Christian Benteke might as well now give up on the idea that he’s a goalscorer, but as he’s shown in recent games, he can still be crucial…
It’s been a while since Christian Benteke has been seen as a reliable goalscorer, or even as an asset to any team he has played in. Whilst his more recent career has been blighted by injuries, he has often flattered to deceive. His time at Liverpool was so disappointing it is easy to forget that, at the time, he was their second most expensive signing ever. He hasn’t scored more than ten goals in a season since his first at Crystal Palace back in 2016-17. A manager choosing Benteke to head up their attack is surely one not interested in scoring goals.
For the majority of the first half of the season, Roy Hodgson decided he would not be such a manager. Benteke spent time on the bench whilst Jordan Ayew led the Crystal Palace line. During that time they scored 14 goals in 16 games. It seemed a manager choosing Ayew to head up their attack was also one not interested in scoring goals.

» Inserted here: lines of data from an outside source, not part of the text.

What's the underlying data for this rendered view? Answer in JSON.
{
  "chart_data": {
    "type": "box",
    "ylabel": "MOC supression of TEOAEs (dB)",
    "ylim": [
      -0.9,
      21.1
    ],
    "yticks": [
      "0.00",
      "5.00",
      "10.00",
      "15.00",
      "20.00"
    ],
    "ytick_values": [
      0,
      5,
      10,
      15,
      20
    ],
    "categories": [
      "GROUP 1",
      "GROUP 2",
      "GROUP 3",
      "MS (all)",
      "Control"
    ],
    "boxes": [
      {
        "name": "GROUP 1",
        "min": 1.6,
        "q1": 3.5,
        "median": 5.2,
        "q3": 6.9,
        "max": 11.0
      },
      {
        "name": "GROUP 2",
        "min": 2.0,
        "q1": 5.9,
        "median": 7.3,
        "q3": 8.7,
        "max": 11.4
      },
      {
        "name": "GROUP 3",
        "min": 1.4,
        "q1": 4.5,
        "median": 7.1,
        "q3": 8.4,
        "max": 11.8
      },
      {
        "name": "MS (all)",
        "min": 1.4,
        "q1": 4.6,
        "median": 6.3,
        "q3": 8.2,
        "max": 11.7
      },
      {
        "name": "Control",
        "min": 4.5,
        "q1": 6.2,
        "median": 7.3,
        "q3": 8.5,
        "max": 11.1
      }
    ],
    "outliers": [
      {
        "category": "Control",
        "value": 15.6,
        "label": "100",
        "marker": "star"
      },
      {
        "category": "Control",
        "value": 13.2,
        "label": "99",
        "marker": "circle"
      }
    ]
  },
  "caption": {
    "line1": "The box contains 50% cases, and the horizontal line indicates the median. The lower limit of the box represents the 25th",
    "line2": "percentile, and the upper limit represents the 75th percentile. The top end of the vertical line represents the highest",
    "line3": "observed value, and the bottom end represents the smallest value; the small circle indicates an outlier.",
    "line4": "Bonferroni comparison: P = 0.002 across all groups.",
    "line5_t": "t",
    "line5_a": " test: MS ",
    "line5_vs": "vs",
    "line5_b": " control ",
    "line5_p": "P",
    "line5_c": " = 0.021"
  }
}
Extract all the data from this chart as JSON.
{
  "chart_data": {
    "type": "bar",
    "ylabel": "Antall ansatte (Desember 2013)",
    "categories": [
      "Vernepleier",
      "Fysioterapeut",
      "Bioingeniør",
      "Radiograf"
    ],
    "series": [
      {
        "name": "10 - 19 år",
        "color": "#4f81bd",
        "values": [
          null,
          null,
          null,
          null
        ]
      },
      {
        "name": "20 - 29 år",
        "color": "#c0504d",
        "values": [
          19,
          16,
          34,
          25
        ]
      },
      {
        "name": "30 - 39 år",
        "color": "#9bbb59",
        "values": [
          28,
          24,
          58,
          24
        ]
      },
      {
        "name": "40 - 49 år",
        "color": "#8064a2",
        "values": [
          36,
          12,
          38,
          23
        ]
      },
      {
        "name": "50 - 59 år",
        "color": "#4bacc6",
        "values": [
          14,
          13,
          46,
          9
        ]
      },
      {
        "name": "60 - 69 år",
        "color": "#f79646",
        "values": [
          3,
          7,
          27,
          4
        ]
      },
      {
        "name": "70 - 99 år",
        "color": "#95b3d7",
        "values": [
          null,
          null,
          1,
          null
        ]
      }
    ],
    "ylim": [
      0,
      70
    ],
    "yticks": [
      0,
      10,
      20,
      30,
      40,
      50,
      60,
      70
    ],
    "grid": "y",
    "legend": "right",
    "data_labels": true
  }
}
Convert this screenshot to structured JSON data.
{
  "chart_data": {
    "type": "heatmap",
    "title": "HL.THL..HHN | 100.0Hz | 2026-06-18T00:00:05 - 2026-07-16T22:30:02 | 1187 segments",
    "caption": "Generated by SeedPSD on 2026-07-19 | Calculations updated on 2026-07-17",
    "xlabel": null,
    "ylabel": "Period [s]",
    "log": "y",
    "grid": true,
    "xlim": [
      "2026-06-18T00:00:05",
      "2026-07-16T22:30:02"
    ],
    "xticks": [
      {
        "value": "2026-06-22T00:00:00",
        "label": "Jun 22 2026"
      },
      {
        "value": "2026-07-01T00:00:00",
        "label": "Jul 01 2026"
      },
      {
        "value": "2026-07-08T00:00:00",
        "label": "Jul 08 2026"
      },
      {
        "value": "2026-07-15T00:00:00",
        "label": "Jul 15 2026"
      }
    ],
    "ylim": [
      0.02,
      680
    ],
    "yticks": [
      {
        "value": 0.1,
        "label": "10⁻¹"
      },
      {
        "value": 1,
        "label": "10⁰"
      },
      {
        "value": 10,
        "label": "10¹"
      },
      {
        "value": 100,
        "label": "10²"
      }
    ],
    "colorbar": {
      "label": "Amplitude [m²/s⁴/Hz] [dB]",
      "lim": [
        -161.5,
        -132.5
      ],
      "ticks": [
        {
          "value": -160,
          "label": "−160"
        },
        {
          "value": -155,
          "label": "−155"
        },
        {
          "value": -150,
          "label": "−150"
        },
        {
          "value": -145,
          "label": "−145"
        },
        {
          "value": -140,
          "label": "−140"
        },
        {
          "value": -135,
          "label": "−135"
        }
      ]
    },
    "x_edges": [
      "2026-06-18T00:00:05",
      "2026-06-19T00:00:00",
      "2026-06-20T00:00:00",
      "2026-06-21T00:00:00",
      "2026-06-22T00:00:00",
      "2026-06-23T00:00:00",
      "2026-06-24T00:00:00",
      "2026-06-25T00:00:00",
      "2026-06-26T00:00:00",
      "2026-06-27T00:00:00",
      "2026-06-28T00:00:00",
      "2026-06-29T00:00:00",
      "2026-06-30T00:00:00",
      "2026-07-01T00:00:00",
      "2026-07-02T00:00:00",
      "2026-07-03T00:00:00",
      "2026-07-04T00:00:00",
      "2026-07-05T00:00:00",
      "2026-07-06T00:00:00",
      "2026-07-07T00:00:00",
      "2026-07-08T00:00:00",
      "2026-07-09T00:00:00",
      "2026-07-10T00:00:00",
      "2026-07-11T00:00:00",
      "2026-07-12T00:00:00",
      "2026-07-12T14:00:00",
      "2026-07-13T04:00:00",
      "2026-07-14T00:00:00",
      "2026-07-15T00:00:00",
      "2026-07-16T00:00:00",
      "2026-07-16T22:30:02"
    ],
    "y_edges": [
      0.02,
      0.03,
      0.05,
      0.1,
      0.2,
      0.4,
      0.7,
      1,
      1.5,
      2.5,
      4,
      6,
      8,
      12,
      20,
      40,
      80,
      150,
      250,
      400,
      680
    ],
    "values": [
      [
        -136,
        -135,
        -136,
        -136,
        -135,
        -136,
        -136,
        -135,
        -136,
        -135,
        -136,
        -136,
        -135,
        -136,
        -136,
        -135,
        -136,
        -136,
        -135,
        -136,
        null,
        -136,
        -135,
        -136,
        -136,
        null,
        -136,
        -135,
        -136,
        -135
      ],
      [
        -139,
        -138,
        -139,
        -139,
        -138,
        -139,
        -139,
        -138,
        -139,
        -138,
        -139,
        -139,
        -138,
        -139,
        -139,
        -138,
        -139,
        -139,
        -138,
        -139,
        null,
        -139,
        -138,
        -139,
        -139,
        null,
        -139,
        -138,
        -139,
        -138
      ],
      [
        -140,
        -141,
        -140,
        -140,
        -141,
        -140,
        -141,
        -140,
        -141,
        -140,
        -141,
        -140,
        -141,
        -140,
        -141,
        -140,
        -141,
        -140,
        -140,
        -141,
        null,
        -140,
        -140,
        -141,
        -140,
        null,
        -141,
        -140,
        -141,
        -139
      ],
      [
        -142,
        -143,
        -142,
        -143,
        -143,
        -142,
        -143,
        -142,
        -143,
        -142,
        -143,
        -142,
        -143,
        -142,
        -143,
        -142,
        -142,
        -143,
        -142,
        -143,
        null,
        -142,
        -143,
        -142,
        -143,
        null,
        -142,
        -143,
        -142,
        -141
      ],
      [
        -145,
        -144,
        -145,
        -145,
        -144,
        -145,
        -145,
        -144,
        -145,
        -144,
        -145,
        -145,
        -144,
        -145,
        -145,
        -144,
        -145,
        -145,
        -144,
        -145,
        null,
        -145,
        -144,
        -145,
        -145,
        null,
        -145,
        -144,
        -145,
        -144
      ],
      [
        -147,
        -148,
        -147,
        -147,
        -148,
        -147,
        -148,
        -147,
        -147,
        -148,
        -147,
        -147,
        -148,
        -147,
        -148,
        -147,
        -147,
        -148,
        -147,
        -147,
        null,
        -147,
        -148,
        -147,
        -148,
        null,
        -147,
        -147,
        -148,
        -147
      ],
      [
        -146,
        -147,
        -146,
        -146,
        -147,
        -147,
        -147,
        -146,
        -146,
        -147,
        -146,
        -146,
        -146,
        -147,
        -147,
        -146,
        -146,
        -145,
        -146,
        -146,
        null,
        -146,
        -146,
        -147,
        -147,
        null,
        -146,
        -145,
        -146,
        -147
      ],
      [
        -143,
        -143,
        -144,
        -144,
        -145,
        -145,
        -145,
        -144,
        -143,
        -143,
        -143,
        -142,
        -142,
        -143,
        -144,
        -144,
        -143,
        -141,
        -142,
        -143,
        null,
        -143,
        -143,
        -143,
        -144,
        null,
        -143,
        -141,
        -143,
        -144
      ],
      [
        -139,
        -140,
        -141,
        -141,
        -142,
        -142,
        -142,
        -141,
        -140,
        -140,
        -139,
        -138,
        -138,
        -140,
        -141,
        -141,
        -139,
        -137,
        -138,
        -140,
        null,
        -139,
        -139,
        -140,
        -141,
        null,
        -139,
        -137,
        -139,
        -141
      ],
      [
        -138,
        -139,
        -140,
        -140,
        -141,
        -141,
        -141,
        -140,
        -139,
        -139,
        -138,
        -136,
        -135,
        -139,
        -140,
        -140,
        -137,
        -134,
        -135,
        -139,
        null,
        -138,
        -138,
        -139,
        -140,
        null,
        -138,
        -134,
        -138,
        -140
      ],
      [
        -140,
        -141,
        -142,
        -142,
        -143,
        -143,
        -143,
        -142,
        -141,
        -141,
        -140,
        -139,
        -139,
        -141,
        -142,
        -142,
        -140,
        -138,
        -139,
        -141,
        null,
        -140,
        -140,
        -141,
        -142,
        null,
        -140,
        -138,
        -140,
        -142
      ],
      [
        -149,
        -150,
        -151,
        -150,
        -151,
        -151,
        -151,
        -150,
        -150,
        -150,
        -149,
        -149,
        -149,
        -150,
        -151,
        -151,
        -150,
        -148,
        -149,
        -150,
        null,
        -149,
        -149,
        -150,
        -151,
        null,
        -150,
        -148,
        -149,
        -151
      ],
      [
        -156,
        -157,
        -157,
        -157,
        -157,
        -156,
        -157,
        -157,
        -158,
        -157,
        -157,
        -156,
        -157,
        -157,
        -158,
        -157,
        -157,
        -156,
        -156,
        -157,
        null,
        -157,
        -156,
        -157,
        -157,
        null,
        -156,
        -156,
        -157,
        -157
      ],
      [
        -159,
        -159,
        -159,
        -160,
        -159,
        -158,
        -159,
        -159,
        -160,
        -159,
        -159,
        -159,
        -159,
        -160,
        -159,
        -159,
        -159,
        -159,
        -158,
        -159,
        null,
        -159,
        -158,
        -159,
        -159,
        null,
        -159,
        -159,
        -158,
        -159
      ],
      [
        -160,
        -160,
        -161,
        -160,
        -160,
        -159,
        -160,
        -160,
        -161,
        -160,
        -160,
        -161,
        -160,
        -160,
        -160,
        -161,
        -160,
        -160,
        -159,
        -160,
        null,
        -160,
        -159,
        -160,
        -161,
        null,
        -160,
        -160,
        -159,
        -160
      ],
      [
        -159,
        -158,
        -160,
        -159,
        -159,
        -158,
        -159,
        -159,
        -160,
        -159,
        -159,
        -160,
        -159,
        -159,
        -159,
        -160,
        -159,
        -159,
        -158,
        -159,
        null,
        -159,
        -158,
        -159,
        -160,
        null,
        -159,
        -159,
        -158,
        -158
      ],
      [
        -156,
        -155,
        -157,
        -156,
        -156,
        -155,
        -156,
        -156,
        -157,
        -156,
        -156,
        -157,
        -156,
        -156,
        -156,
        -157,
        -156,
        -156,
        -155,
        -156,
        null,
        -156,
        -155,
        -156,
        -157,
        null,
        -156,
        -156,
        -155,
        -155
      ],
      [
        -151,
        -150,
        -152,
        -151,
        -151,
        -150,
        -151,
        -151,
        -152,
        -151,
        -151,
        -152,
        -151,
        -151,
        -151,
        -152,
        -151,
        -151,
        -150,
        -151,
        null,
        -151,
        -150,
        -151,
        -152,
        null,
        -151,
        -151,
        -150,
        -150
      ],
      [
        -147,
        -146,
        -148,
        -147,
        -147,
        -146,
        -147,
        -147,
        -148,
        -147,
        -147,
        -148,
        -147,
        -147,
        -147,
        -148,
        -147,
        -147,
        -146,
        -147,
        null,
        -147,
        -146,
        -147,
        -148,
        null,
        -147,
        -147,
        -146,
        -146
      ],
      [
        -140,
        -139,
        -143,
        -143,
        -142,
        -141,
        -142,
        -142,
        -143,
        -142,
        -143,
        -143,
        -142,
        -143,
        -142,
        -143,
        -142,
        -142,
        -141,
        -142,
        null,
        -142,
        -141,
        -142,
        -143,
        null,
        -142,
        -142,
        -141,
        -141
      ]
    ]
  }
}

Hodgson signed Cenk Tosun on loan in January, clearly wanting a more dynamic centre-forward. Tosun did not make an immediate impact, and now he has been ruled out for the rest of the season, forcing Hodgson to go back to Ayew and Benteke. With Benteke in the starting line up again, Palace have scored 26 goals in 29 games and are in 11th place. Not much change there then.
Benteke was gifted his first goal of the season in a 3-1 loss to Everton when his shot slipped through Jordan Pickford’s hands. Whilst it hasn’t inspired a flurry of goals since, it does seem to have given him more confidence in other areas of the field. Crystal Palace have now won three games 1-0 on the bounce, with Benteke’s build-up play key in two of those victories.
Initially against Brighton last week, it felt like the same old story from Benteke. In the fourth minute, a ball was played from the halfway line over the top of the Brighton defence. He shaped his body – presumably to shoot – but the ball that came off his foot looked more like a cross. It typified the problem of having Benteke as your target man. He might be your target, but there’s no guarantee whether he has figured out where his target is. Yet the build up for Palace’s goal showed a different side of Benteke.
Benteke dispossessed Brighton midway in their half, using his strength to bundle the ball away from two Brighton players. He then drove forward to the edge of the area before playing a reverse pass through the defensive line to Ayew who finished well. It was all Palace needed to get the three points.
The play showed Benteke’s ability in a different sense. Instead of a focus on his performance in front of goal, he was able to be a physical presence further up the pitch, pulling defenders away at the same time. It was reminiscent of the way older strikers choose to hold up the ball in an advanced area and bring other teammates into the game. It felt like a much more realistic representation of where Benteke’s strengths lie at the moment.
Palace probably felt they couldn’t have faced Watford at a worse point of the season: fighting relegation and on a high from being the first and only team to beat Liverpool in the league this season. Their defence, bolstered by Gary Cahill’s arrival in the summer, has been particularly reliable – they have more clean sheets than Chelsea, Wolverhampton Wanderers and Arsenal. This was to be their third consecutive clean sheet in a row, the first time they have managed that since March 2017.
Midway through the second half, Benteke received the ball on the halfway line. He turned and drove beyond three Watford players, before passing out to Wilfred Zaha on the wing. He continued his run, receiving the ball back in the area, before turning away from the goal to pass to James McCarthur on the edge of the penalty box. McArthur passed to Ayew who took a couple of neat touches to take the ball out of his feet and fired past Ben Foster.
Benteke once again showed precision almost by not assuming he should try to score. When he received the ball back from Zaha, it would have been easy for him to look for a shot, even expected for him to. But instead by playing with his back to goal, he opened up a better scoring opportunity which, for the second week in a row, gave his side three points.
Remarkably Crystal Palace are now only four points off the European places. There is some suggestion that Roy Hodgson has been aiming for a zero goal difference and it is testament to his management that Palace have continued to grind out results despite their lack of composure in front of goal.
If Hodgson can continue to use Benteke to hold up the ball, to bring Ayew and Zaha into the game better, there will be more goals. If there are more goals, there will be more results, and given the inconsistency of the teams above them, there could be European football. That would more than show that Benteke can still be an asset to a team.